Aquele era de fato um negócio promissor, pois os índices de inadimplência eram zero, uma vez que ao comprar um abraço, o serviço já era pago no ato do recebimento do produto, sem opções de parcelamento nem prazos. E se tivesse um único cliente por dia, já era mais que suficiente pra mantê-lo por uma semana ou mais sem se sentir tão sozinho. 
Aquela moça linda, como forma de agradecimento por aquele empreendedor tão ousado ofertar um negócio tão útil à cidade, lhe entregou uma das rosas que trazia consigo.
Diante daquele ato, ele simplesmente ficou em silêncio e desconcertado, pois ela estava pagando mais do que o justo.
Ela percebendo o seu desconcerto, disse que sempre que você oferta carinho verdadeiro, as recompensas são sempre em dobro."
Com aquele gesto, ele concluiu que aquele negócio era mais promissor do que ele havia imaginado. 

sexta-feira, 21 de julho de 2017

Paraíso



Mas que lugarzinho mais sem charme, hein!
Onde é que esconderam a poesia daqui?
Em que calabouços acorrentaram os sentimentos nobres?
Onde incineraram a arte, a honra, a embriaguez de saudade?
As pessoas aqui bebem sem sabedoria,
se amam sem vontade, casam-se por ironia,
se acorrentam fartos da liberdade,
vivem de respirar e morrem de vontade...
Mas que lugarzinho, hein!
Ninguém aprecia Strauss, nunca ouviram falar de Neruda.
Vagueiam uns enovelando-se nos outros sem se entenderem,
Embora todos carreguem a sabedoria dos frades, do Papa, e até de Buda.  
E os pecadores, onde os deixaram?
As vezes penso que já me encontro no paraíso,
Pois todos são santos "batendo com a bengala da moral na cabeça do vizinho
mas nunca em si mesmos."
Todos reconhecem as próprias chagas, mas  só apontam as feridas alheias.
E amor? Em que calabouço sujo e imundo o abandonaram?
Até parece que aqui, ninguém ama,
Tampouco confiam no amor do próximo.
São cobras engolindo cobras; lambendo-se e se mordendo
a fim de não perderam o espaço miserável  do qual estão destinados.
Hei de procurar o amor nas terras onde ele deve repousar a minha espera.
Aqui, só desprezo, incompreensão e dedos apontando os meus defeitos e
ignorando minhas qualidades, se é que possuo alguma.
Hei de encontrar o amor ao virar uma esquina charmosa
de uma rua estreita, cheia de casas no estilo colonial.
Não aqui, nesse lugar sem curvas em que todos são retos aos olhos de Deus.
Aqui não me sobra espaço.
Mas onde será que é o meu lugar?
Onde será que se esconde o meu mundo de gente?
Mas que lugarzinho foram me nascer, meu Deus!

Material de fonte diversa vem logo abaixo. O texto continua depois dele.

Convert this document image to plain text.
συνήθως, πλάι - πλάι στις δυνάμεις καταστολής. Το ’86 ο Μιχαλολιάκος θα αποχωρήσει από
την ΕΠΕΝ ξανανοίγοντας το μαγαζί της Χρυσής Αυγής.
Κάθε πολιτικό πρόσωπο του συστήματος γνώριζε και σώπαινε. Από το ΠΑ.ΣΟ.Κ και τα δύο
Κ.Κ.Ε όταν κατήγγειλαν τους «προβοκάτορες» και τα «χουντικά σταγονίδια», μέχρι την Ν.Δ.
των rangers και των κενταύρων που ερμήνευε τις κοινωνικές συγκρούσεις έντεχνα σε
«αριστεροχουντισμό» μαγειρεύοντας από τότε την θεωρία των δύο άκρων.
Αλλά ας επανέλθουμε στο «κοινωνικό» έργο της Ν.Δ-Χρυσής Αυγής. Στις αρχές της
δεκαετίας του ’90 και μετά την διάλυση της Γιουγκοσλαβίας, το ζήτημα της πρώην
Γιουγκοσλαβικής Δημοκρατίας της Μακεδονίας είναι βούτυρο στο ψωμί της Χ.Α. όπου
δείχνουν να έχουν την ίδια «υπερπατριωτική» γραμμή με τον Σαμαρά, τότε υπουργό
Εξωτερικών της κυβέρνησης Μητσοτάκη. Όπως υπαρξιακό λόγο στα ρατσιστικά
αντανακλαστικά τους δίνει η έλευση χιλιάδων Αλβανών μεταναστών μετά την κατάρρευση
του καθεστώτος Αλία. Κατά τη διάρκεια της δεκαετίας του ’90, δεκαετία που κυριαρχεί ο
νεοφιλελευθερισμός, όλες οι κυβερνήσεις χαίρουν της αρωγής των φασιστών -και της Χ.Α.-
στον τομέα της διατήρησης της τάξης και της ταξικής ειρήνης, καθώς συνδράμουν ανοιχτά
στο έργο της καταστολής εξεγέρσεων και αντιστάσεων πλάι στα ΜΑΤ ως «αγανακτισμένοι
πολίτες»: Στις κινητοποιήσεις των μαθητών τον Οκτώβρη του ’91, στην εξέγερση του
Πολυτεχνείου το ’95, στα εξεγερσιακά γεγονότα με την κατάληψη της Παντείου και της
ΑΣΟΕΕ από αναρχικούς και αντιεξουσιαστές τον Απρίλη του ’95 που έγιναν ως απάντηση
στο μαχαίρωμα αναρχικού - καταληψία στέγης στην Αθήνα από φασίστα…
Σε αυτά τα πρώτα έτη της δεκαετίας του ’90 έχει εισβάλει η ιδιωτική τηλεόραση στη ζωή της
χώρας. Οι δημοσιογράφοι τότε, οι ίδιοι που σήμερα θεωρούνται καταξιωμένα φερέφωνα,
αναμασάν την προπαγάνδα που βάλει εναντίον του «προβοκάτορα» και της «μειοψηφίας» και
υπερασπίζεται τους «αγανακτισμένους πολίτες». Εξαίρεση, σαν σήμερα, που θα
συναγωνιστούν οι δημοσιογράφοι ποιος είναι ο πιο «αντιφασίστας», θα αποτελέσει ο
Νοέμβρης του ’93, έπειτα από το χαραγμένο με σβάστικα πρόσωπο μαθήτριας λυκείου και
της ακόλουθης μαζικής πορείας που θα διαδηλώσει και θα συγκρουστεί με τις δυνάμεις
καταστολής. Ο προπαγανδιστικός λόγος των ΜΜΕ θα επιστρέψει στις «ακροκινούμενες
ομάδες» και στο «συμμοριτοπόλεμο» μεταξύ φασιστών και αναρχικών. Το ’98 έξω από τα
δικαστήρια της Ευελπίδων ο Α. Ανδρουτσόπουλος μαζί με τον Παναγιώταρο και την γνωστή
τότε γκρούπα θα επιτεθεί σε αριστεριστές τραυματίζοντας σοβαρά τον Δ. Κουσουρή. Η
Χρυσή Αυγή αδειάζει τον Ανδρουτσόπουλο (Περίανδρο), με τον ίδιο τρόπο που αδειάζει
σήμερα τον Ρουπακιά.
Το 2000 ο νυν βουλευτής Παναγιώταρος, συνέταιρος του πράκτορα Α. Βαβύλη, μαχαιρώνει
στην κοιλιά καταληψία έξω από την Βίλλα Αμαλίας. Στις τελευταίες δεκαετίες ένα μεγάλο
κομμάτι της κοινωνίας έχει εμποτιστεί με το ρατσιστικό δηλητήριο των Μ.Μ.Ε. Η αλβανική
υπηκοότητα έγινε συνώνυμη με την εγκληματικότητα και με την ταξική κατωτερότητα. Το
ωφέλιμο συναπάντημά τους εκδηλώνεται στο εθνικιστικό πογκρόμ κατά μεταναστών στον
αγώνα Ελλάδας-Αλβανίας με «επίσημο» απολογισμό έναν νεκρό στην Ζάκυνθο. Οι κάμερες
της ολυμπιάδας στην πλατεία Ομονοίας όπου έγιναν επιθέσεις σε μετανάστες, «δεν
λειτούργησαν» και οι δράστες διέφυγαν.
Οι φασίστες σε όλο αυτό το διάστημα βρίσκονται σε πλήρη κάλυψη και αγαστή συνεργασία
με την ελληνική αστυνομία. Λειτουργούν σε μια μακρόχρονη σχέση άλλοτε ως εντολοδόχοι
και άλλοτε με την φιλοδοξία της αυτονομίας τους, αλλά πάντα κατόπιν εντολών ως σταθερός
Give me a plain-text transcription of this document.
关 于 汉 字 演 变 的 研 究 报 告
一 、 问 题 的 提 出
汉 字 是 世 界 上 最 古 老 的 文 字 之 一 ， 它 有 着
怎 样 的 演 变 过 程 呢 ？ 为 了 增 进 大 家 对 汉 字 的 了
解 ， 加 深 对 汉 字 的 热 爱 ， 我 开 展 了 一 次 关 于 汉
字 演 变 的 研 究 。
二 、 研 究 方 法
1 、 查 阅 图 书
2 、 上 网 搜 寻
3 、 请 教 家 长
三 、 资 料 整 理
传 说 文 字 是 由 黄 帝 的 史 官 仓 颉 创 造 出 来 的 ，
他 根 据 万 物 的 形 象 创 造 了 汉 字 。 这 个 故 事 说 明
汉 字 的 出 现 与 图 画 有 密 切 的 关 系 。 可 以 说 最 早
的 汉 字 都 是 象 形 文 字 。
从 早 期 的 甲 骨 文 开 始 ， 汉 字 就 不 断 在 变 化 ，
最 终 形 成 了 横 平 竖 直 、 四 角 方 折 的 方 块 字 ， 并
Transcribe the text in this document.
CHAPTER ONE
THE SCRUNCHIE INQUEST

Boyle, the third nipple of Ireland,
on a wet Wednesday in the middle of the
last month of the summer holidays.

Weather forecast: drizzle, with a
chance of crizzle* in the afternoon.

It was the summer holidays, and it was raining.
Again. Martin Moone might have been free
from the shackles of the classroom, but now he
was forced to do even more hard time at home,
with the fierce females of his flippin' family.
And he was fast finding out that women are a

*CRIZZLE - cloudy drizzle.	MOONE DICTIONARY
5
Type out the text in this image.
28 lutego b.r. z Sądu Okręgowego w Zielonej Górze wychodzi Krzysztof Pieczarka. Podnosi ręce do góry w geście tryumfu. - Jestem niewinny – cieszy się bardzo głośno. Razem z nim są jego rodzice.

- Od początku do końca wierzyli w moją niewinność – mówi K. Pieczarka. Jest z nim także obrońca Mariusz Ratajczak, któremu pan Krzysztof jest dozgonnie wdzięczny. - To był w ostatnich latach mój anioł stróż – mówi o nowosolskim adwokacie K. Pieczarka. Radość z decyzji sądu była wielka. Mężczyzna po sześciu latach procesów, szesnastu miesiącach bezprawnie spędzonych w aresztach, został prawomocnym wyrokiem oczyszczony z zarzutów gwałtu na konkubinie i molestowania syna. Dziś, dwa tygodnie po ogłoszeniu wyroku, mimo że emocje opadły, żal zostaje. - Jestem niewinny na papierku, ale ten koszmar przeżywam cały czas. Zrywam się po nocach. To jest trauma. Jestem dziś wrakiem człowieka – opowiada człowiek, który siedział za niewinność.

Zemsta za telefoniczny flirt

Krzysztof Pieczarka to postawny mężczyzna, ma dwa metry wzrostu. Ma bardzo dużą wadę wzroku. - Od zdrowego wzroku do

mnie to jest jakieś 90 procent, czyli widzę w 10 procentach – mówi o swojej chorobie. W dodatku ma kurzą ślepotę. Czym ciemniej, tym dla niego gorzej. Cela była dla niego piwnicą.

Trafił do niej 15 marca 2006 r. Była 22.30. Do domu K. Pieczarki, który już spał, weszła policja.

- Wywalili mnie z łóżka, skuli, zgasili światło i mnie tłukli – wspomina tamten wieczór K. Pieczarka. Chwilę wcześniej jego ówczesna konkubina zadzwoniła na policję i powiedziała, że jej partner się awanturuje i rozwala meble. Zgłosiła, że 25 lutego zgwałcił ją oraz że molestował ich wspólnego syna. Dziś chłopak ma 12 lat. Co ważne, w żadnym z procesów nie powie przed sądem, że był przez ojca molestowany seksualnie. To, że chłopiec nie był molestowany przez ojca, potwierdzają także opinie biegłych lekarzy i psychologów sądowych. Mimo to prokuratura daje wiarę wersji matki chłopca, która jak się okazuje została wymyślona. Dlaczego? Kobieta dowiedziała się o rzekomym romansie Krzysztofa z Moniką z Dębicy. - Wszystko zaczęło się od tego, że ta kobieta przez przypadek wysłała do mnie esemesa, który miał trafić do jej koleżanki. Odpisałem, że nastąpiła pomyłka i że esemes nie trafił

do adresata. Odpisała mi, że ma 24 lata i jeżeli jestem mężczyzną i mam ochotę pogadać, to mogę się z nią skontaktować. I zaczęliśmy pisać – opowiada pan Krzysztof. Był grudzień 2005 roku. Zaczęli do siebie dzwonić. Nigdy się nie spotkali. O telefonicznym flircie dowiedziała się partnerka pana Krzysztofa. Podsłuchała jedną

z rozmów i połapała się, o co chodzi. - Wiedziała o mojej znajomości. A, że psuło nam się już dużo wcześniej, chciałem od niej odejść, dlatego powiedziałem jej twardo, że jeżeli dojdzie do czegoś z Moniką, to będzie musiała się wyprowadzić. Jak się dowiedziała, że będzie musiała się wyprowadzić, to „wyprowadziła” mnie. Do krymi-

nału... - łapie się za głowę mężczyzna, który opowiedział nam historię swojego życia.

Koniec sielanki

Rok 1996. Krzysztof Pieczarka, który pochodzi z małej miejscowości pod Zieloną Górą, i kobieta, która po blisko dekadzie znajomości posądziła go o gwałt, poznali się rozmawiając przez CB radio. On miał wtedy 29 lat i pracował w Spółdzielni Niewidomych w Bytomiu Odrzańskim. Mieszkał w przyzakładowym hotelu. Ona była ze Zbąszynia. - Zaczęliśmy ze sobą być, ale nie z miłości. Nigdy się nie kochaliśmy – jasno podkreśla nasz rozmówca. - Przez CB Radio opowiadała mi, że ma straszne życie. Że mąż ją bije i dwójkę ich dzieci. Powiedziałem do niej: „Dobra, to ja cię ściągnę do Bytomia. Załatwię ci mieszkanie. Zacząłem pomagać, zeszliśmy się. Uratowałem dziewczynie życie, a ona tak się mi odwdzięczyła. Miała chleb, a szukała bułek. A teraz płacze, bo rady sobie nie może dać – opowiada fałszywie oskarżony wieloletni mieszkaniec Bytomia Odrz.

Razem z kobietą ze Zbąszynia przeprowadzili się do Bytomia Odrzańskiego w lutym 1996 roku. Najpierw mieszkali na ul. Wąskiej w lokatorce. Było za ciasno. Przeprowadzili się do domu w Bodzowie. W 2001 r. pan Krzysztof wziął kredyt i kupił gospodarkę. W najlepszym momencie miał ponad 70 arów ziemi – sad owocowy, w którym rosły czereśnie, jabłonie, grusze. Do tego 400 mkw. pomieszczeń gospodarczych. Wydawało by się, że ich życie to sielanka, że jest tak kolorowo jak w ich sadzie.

quarta-feira, 19 de julho de 2017

O FIM



Não totalmente desperta, ela lembrava do passado em que todos os dias, há primeira hora, ela apreciava o sorriso murcho do companheiro - e ouvia, ainda que julgasse não merecer, um elogio previamente pensado  e clichê do tipo: “você  é a única mulher do universo que acorda linda!” Tal gesto tão singelo, representava uma filosofia de vida e mudava totalmente o seu dia, tanto dela quanto daquele que jurara passar a vida toda ao seu lado.
Toda manhã ela levantava com vontade; a vida parecia que podia ser apertada com força,  tal qual se abraça em um dia frio o urso de pelúcia ganhado no aniversário de dezessete anos.

Agora ela acorda sem vontade,  reluta em se mover, parece que nada vale a pena. Ao ouvir o som dos anjos do inferno entoando do despertador do celular, ela se dá conta o quão triste é aquele som que a obriga levantar. O despertador, antes sem utilidade, agora era programado pra despertá-la quatro vezes em intervalos de cinco minutos - e mesmo assim, depois da última, ela levantava, mas só abria os olhos na porta do banheiro,  como não querendo encarar a realidade.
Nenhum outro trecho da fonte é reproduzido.